This book is an absolute must read. Coetzee is a very interesting and subtle thinker and writer. It is easy to see his writing in the context of his roots as a white man growing up in South Africa through the apartheid era. But there is a lot more to him than that. The apartheid experience may have been the catalyst to his thinking and world view but his reach extends far beyond that specific situation. Coetzee is fundamentally a deep moral thinker, and a writer who explores the deep social structures, power relations and driving forces in modern western civilization.
You can read him as an exploration of good and evil in the modern world. You can read him as an exploration of empire, corporate culture and bureaucratic power structures and their effect of human relations and society' moral sense. You can read him as an explorations of the clash or conflict between the modern western society's world view/values and other older cultures built on entirely different premises. You can read him as an exploration of western social power structures and relations. You can read him as an exploration of the dynamics of Empire (and thus a history of the modern Western world).

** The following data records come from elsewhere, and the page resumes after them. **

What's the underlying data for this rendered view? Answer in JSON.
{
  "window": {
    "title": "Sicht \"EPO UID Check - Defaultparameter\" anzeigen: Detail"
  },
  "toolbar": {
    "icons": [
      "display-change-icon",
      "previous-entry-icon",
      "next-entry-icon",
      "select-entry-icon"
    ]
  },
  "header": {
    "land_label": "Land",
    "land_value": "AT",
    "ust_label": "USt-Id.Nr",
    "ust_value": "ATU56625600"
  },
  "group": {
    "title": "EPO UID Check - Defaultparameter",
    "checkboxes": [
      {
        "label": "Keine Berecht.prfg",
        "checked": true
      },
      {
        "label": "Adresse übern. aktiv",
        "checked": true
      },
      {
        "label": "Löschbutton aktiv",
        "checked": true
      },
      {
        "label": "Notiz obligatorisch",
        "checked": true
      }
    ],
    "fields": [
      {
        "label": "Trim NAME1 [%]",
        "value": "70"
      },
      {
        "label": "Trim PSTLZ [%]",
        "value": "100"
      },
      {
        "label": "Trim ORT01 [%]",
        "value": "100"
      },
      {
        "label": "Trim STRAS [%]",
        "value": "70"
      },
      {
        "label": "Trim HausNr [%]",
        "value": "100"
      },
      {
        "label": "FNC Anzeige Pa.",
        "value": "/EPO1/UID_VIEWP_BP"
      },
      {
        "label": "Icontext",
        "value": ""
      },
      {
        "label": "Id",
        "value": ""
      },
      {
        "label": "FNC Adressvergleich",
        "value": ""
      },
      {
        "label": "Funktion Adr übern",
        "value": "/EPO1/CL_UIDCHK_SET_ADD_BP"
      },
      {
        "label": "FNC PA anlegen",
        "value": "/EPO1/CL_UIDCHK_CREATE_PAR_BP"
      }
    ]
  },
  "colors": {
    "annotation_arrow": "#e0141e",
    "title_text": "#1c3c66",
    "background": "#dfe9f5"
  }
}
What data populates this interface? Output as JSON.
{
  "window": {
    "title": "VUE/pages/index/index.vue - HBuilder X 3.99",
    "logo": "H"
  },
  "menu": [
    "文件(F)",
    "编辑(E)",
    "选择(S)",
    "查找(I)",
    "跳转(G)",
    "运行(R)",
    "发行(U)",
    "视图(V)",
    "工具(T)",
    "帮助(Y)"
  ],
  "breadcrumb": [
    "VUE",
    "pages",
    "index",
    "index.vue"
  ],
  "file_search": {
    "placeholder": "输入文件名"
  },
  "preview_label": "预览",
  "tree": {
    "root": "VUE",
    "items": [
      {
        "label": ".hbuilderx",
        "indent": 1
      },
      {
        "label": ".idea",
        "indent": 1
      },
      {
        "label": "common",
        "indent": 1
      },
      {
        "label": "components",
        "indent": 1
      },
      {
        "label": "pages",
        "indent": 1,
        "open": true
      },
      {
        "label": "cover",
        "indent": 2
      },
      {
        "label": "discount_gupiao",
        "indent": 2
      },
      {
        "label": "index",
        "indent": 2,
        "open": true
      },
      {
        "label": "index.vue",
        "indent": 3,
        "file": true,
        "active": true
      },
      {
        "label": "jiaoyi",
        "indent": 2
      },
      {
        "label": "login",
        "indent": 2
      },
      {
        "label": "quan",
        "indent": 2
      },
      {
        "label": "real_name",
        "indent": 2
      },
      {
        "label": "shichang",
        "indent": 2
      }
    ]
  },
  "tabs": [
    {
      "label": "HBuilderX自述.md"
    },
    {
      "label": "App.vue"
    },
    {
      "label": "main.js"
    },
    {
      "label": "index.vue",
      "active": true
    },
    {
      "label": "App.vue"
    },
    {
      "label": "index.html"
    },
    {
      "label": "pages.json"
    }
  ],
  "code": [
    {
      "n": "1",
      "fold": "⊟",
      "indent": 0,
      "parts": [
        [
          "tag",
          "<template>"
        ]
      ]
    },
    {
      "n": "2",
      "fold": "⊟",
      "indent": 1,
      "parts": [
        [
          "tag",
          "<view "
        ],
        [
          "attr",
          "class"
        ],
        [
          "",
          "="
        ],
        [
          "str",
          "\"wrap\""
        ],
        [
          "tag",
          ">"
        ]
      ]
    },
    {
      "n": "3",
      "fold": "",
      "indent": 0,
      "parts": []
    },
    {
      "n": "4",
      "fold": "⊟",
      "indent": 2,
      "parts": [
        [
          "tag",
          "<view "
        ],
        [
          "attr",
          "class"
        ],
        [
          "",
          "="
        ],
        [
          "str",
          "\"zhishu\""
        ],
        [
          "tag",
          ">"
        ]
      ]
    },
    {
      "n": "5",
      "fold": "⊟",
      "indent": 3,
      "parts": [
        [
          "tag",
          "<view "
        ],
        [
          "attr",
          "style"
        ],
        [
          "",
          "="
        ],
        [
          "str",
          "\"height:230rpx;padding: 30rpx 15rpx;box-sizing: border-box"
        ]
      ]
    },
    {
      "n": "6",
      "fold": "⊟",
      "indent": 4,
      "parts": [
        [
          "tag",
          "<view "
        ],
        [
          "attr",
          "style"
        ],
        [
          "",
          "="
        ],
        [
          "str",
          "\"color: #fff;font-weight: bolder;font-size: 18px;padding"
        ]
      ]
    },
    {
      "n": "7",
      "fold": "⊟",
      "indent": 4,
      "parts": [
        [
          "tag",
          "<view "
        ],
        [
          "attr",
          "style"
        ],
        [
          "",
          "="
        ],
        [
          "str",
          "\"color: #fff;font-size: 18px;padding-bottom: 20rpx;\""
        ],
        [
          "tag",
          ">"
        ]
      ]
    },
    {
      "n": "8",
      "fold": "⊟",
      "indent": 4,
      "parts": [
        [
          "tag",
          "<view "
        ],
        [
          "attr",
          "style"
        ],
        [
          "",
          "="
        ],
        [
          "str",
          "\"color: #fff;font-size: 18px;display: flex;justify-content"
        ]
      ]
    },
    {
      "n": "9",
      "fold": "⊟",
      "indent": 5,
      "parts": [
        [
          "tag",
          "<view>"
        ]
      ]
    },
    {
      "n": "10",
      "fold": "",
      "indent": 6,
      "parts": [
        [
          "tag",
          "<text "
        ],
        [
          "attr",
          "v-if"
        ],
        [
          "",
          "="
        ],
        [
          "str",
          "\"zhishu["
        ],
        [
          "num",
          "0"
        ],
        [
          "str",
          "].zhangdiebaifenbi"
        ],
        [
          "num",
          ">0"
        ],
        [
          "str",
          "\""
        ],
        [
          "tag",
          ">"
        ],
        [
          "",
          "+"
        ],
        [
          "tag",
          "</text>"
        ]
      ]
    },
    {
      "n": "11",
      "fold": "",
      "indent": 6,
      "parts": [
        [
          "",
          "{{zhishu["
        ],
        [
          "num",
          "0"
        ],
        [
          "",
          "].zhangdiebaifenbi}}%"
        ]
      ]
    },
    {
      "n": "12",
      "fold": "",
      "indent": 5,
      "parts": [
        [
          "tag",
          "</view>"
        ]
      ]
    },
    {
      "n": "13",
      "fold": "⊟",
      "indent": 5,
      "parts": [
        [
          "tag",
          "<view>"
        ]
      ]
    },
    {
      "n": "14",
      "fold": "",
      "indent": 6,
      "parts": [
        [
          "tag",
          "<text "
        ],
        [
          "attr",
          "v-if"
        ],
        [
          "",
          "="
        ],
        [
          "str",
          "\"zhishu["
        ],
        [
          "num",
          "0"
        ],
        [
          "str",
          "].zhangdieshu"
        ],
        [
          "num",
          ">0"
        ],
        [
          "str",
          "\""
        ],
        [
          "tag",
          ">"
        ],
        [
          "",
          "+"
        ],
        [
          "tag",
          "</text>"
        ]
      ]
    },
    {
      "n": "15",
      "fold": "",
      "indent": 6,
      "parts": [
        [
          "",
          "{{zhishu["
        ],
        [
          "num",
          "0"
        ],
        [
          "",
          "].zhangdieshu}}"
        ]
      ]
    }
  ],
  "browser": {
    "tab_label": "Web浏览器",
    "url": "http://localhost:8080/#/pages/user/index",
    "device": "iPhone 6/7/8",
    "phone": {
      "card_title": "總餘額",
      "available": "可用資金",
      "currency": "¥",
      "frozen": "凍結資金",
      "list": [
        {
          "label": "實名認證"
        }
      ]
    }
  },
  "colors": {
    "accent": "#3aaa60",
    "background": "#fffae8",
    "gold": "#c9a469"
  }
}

The narrator's failed quest to truly understand the difference of the Other in the people that surround him is intriguing, and also quite possibly a critical look at the liberal left of Europe and North America. There is a wonderful passage to the effect that he, the narrator, represents the face of Empire when times are good; the sadistic army officer, the face of Empire when times are bad. Two faces, but the same Empire, the same dynamic, the same power structure.
A complex book worth rereading several times.